The city had an active merchant community, with commercial ties to various places. These included the Varkkaṭavaṇik community from Bhillamāla (present-day Bhinmal in Rajasthan), the Gandhikavaṇik community from Mathurā, and also merchants from an unidentified place called Apāpura. Another important community, and possibly the most prominent at Tattānandapura, was the Sauvarṇikavaṇikmahājana. There were also kṣatriya merchants at Tattānandapura.

According to Brajadulal Chattopadhyaya, Tattānandapura evolved as an urban centre because it had already served as a local commercial centre, leading to the clustering of multiple haṭṭas in a close area. The city was formed as an agglomeration of these haṭṭas along with residential areas.
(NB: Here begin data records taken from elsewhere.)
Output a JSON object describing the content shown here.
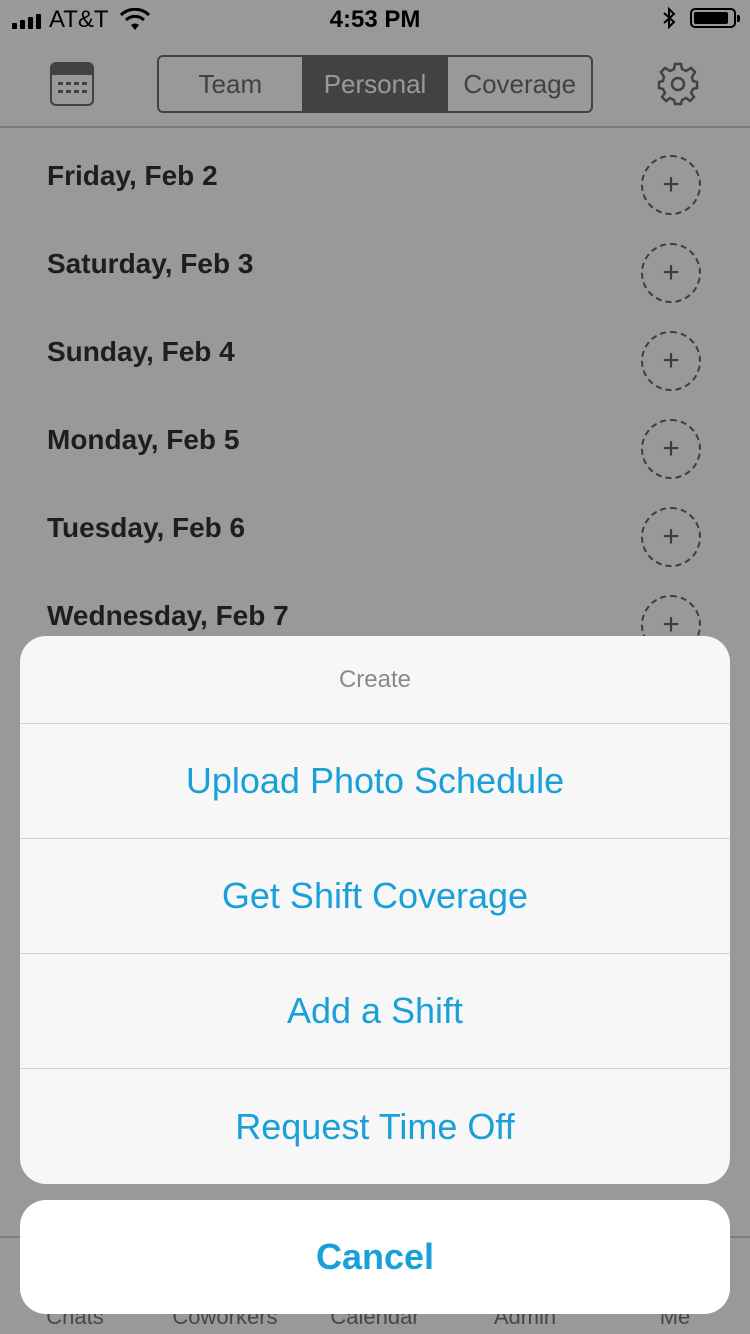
{
  "status_bar": {
    "carrier": "AT&T",
    "time": "4:53 PM"
  },
  "nav": {
    "segments": [
      "Team",
      "Personal",
      "Coverage"
    ],
    "active_segment": "Personal",
    "calendar_icon": "calendar-icon",
    "settings_icon": "gear-icon"
  },
  "days": [
    {
      "label": "Friday, Feb 2"
    },
    {
      "label": "Saturday, Feb 3"
    },
    {
      "label": "Sunday, Feb 4"
    },
    {
      "label": "Monday, Feb 5"
    },
    {
      "label": "Tuesday, Feb 6"
    },
    {
      "label": "Wednesday, Feb 7"
    }
  ],
  "tabbar": {
    "tabs": [
      "Chats",
      "Coworkers",
      "Calendar",
      "Admin",
      "Me"
    ]
  },
  "action_sheet": {
    "title": "Create",
    "actions": [
      "Upload Photo Schedule",
      "Get Shift Coverage",
      "Add a Shift",
      "Request Time Off"
    ],
    "cancel": "Cancel"
  },
  "colors": {
    "accent": "#1aa0d8",
    "segment": "#6f6f6f",
    "overlay": "rgba(0,0,0,0.40)"
  }
}
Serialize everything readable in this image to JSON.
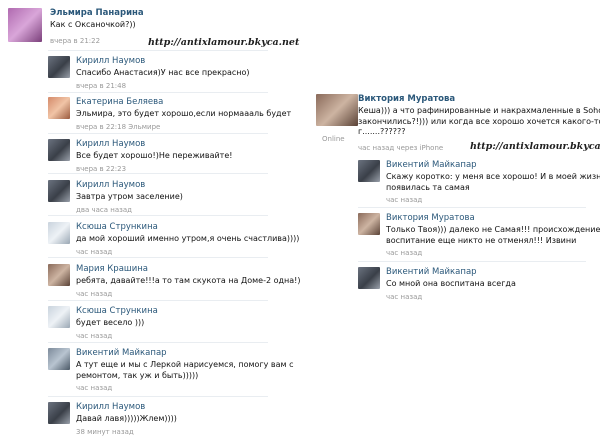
{
  "watermark": "http://antixlamour.bkyca.net",
  "left": [
    {
      "name": "Эльмира Панарина",
      "text": [
        "Как с Оксаночкой?))"
      ],
      "meta": "вчера в 21:22"
    },
    {
      "name": "Кирилл Наумов",
      "text": [
        "Спасибо Анастасия)У нас все прекрасно)"
      ],
      "meta": "вчера в 21:48"
    },
    {
      "name": "Екатерина Беляева",
      "text": [
        "Эльмира, это будет хорошо,если нормаааль будет"
      ],
      "meta": "вчера в 22:18 Эльмире"
    },
    {
      "name": "Кирилл Наумов",
      "text": [
        "Все будет хорошо!)Не переживайте!"
      ],
      "meta": "вчера в 22:23"
    },
    {
      "name": "Кирилл Наумов",
      "text": [
        "Завтра утром заселение)"
      ],
      "meta": "два часа назад"
    },
    {
      "name": "Ксюша Стрункина",
      "text": [
        "да мой хороший именно утром,я очень счастлива))))"
      ],
      "meta": "час назад"
    },
    {
      "name": "Мария Крашина",
      "text": [
        "ребята, давайте!!!а то там скукота на Доме-2 одна!)"
      ],
      "meta": "час назад"
    },
    {
      "name": "Ксюша Стрункина",
      "text": [
        "будет весело )))"
      ],
      "meta": "час назад"
    },
    {
      "name": "Викентий Майкапар",
      "text": [
        "А тут еще и мы с Леркой нарисуемся, помогу вам с",
        "ремонтом, так уж и быть)))))"
      ],
      "meta": "час назад"
    },
    {
      "name": "Кирилл Наумов",
      "text": [
        "Давай лавя)))))Жлем))))"
      ],
      "meta": "38 минут назад"
    }
  ],
  "right_main": {
    "name": "Виктория Муратова",
    "text": [
      "Кеша))) а что рафинированные и накрахмаленные в Soho",
      "закончились?!))) или когда все хорошо хочется какого-то",
      "г.......??????"
    ],
    "meta": "час назад через iPhone",
    "online": "Online"
  },
  "right_replies": [
    {
      "name": "Викентий Майкапар",
      "text": [
        "Скажу коротко: у меня все хорошо! И в моей жизни",
        "появилась та самая"
      ],
      "meta": "час назад"
    },
    {
      "name": "Виктория Муратова",
      "text": [
        "Только Твоя))) далеко не Самая!!! происхождение и",
        "воспитание еще никто не отменял!!! Извини"
      ],
      "meta": "час назад"
    },
    {
      "name": "Викентий Майкапар",
      "text": [
        "Со мной она воспитана всегда"
      ],
      "meta": "час назад"
    }
  ]
}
Archaeological mounds at Ahar cover an area of 3800 acres and span almost a mile and a half in length. Site B, which is dated to the 9th century, contained such finds as burnt-brick residences, high-quality pottery samples, hand-powered grinding mills, a mortar, an iron scythe, and at least three different varieties of coins.

Establishing the exact chronology of the site at Ahar is unclear, but the absence of pre-Gupta pottery samples suggests that occupation of the site may have begun during the Gupta or post-Gupta period, with samples continuing through the late medieval period.